Training FLOP requirements for the Short horizon neural network hypothesis (orange) are halving once every 3 years and there is room to improve by ~2 OOM from the 2020 level -- moving from a median of ~1e31 in 2020 to ~3e29 by 2100.
Training FLOP requirements for the Genome Anchor hypothesis (yellow) are halving once every 3 years and there is room to improve by ~3 OOM from the 2020 level -- moving from a median of ~3e33 in 2020 to ~3e30 by 2100.
Training FLOP requirements for the Medium-horizon neural network hypothesis (green) are halving once every 2 years and there is room to improve by ~3 OOM from the 2020 level -- moving from a median of ~3e34 in 2020 to ~3e31 by 2100.
Training FLOP requirements for the Long-horizon neural network hypothesis (blue) are halving once every 2 years and there is room to improve by ~4 OOM from the 2020 level -- moving from a median of ~1e38 in 2020 to ~1e34 by 2100.

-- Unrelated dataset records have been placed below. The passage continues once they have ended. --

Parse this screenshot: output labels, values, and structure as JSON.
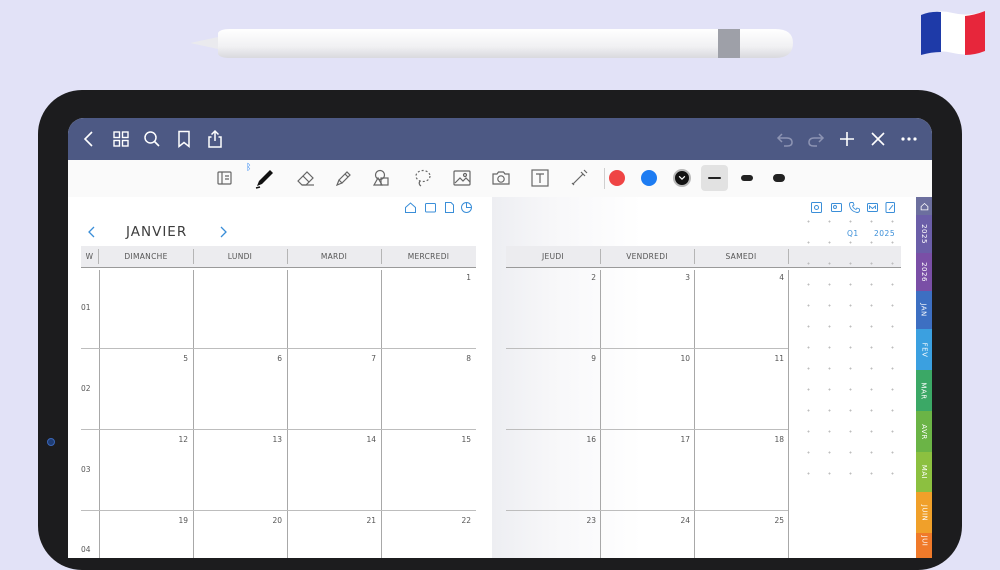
{
  "toolbar": {
    "bluetooth_glyph": "ᛒ",
    "colors": [
      "#ef4444",
      "#1d7cf2",
      "#111111"
    ]
  },
  "calendar": {
    "month": "JANVIER",
    "left_headers": [
      "W",
      "DIMANCHE",
      "LUNDI",
      "MARDI",
      "MERCREDI"
    ],
    "right_headers": [
      "JEUDI",
      "VENDREDI",
      "SAMEDI"
    ],
    "weeks": [
      "01",
      "02",
      "03",
      "04"
    ],
    "left_days": [
      [
        "",
        "",
        "",
        "1"
      ],
      [
        "5",
        "6",
        "7",
        "8"
      ],
      [
        "12",
        "13",
        "14",
        "15"
      ],
      [
        "19",
        "20",
        "21",
        "22"
      ]
    ],
    "right_days": [
      [
        "2",
        "3",
        "4"
      ],
      [
        "9",
        "10",
        "11"
      ],
      [
        "16",
        "17",
        "18"
      ],
      [
        "23",
        "24",
        "25"
      ]
    ],
    "quarter_label": "Q1",
    "year_label": "2025"
  },
  "side_tabs": [
    {
      "label": "",
      "color": "#6c6f9e",
      "icon": "home-icon"
    },
    {
      "label": "2025",
      "color": "#6b5ea8"
    },
    {
      "label": "2026",
      "color": "#7a4fa6"
    },
    {
      "label": "JAN",
      "color": "#3d6fc2"
    },
    {
      "label": "FEV",
      "color": "#3ba0e0"
    },
    {
      "label": "MAR",
      "color": "#3ba866"
    },
    {
      "label": "AVR",
      "color": "#6bb446"
    },
    {
      "label": "MAI",
      "color": "#8cc040"
    },
    {
      "label": "JUIN",
      "color": "#f0a02a"
    },
    {
      "label": "JUI",
      "color": "#f07a2a"
    }
  ]
}
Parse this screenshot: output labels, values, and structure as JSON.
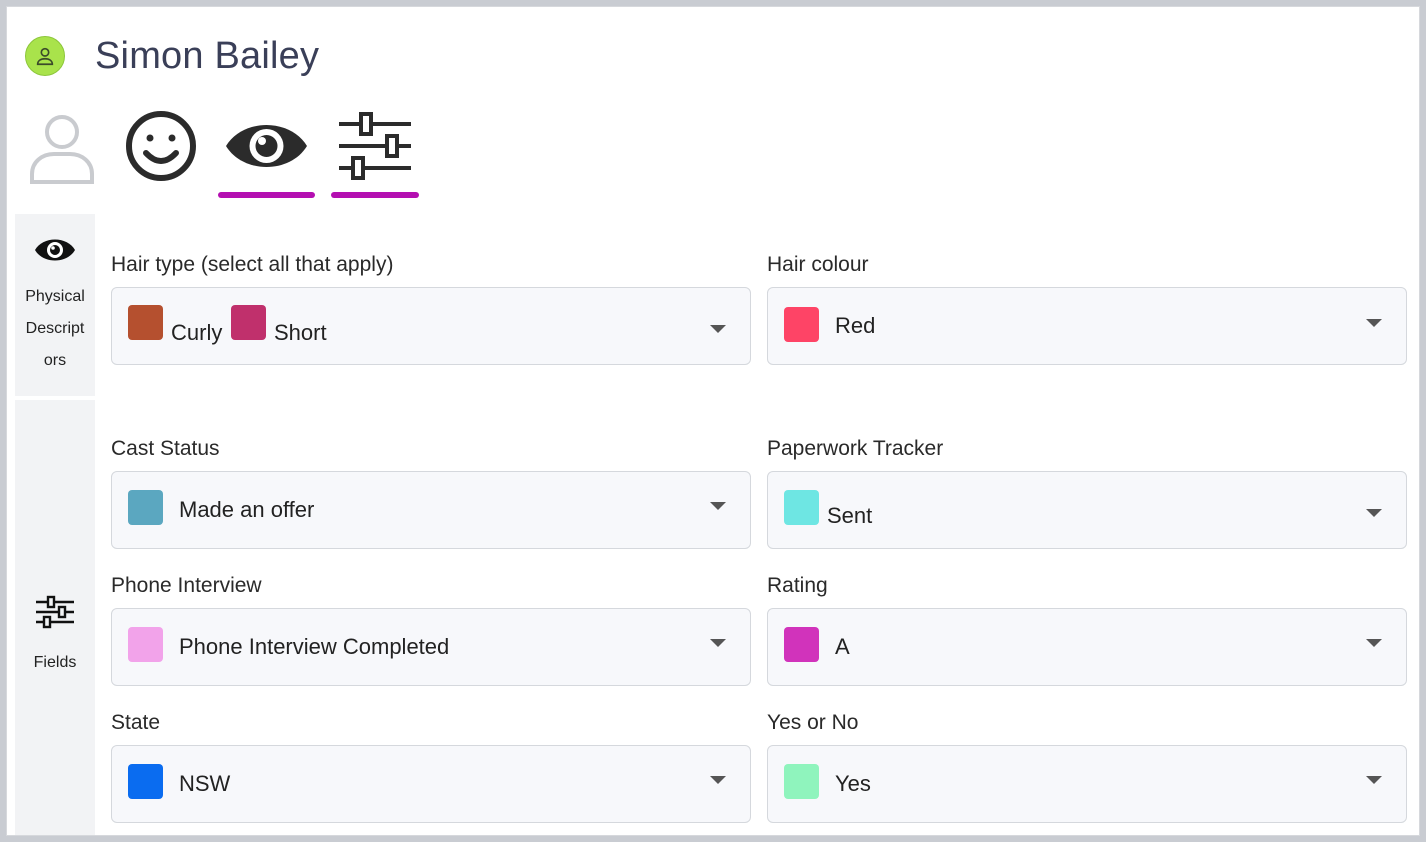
{
  "profile": {
    "name": "Simon Bailey",
    "avatar_color": "#a9e34b"
  },
  "tabs": [
    {
      "icon": "person-icon",
      "active": false
    },
    {
      "icon": "smiley-icon",
      "active": false
    },
    {
      "icon": "eye-icon",
      "active": true
    },
    {
      "icon": "sliders-icon",
      "active": true
    }
  ],
  "sidebar": {
    "items": [
      {
        "icon": "eye-icon",
        "label_lines": [
          "Physical",
          "Descript",
          "ors"
        ]
      },
      {
        "icon": "sliders-icon",
        "label": "Fields"
      }
    ]
  },
  "accent_color": "#b40fb1",
  "fields": {
    "hair_type": {
      "label": "Hair type (select all that apply)",
      "values": [
        {
          "text": "Curly",
          "color": "#b5502f"
        },
        {
          "text": "Short",
          "color": "#c0306c"
        }
      ]
    },
    "hair_colour": {
      "label": "Hair colour",
      "value": "Red",
      "color": "#fe4466"
    },
    "cast_status": {
      "label": "Cast Status",
      "value": "Made an offer",
      "color": "#5ba7c0"
    },
    "paperwork": {
      "label": "Paperwork Tracker",
      "value": "Sent",
      "color": "#6ee6e3"
    },
    "phone_interview": {
      "label": "Phone Interview",
      "value": "Phone Interview Completed",
      "color": "#f2a3ea"
    },
    "rating": {
      "label": "Rating",
      "value": "A",
      "color": "#d133bb"
    },
    "state": {
      "label": "State",
      "value": "NSW",
      "color": "#0a6cf0"
    },
    "yes_no": {
      "label": "Yes or No",
      "value": "Yes",
      "color": "#8ff4bd"
    }
  }
}
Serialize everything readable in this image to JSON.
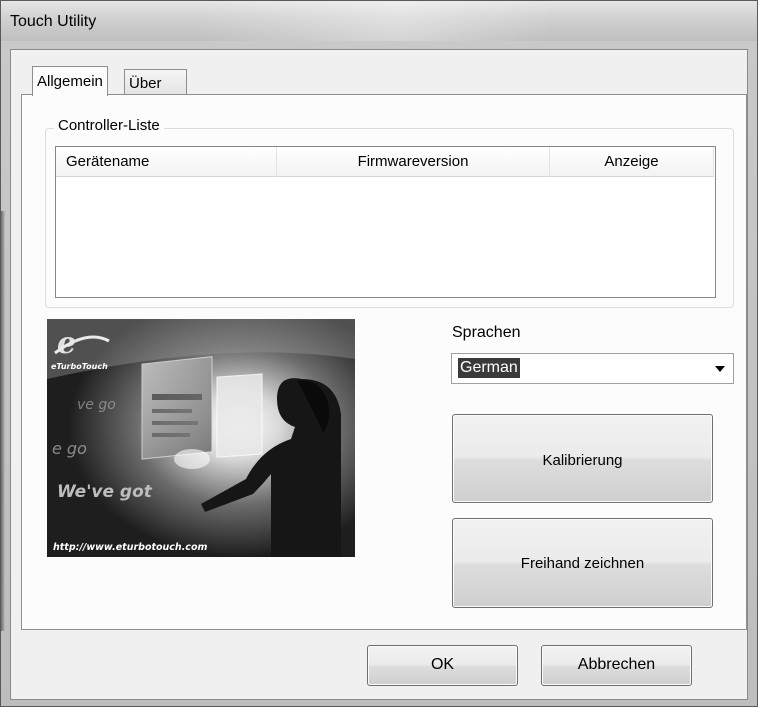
{
  "window": {
    "title": "Touch Utility"
  },
  "tabs": [
    {
      "label": "Allgemein",
      "active": true
    },
    {
      "label": "Über",
      "active": false
    }
  ],
  "controller_list": {
    "group_title": "Controller-Liste",
    "columns": [
      "Gerätename",
      "Firmwareversion",
      "Anzeige"
    ],
    "rows": []
  },
  "promo_image": {
    "logo_text": "eTurboTouch",
    "slogan": "We've got",
    "url": "http://www.eturbotouch.com"
  },
  "language": {
    "label": "Sprachen",
    "selected": "German"
  },
  "actions": {
    "calibrate": "Kalibrierung",
    "freehand": "Freihand zeichnen"
  },
  "footer": {
    "ok": "OK",
    "cancel": "Abbrechen"
  }
}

Training FLOP requirements for the Evolution Anchor hypothesis (purple) are halving once every 2 years and there is room to improve by ~5 OOM from the 2020 level -- moving from a median of ~1e41 in 2020 to ~1e36 by 2100.
As far as Kokotajlo's memory can be trusted after the ChatGPT moment, he thought that there would be a 50% chance to reach AGI in 2030.
I also tried my hand at determining the human values, but produced a different result with an implication of what the AIs should be aligned to. My take had human collectives want to preserve themselves and the skills which most of the collective's members have and to avoid outsourcing-induced loss of skills. In this case the role of the AIs would be severely reduced (to teachers and protectors, perhaps?)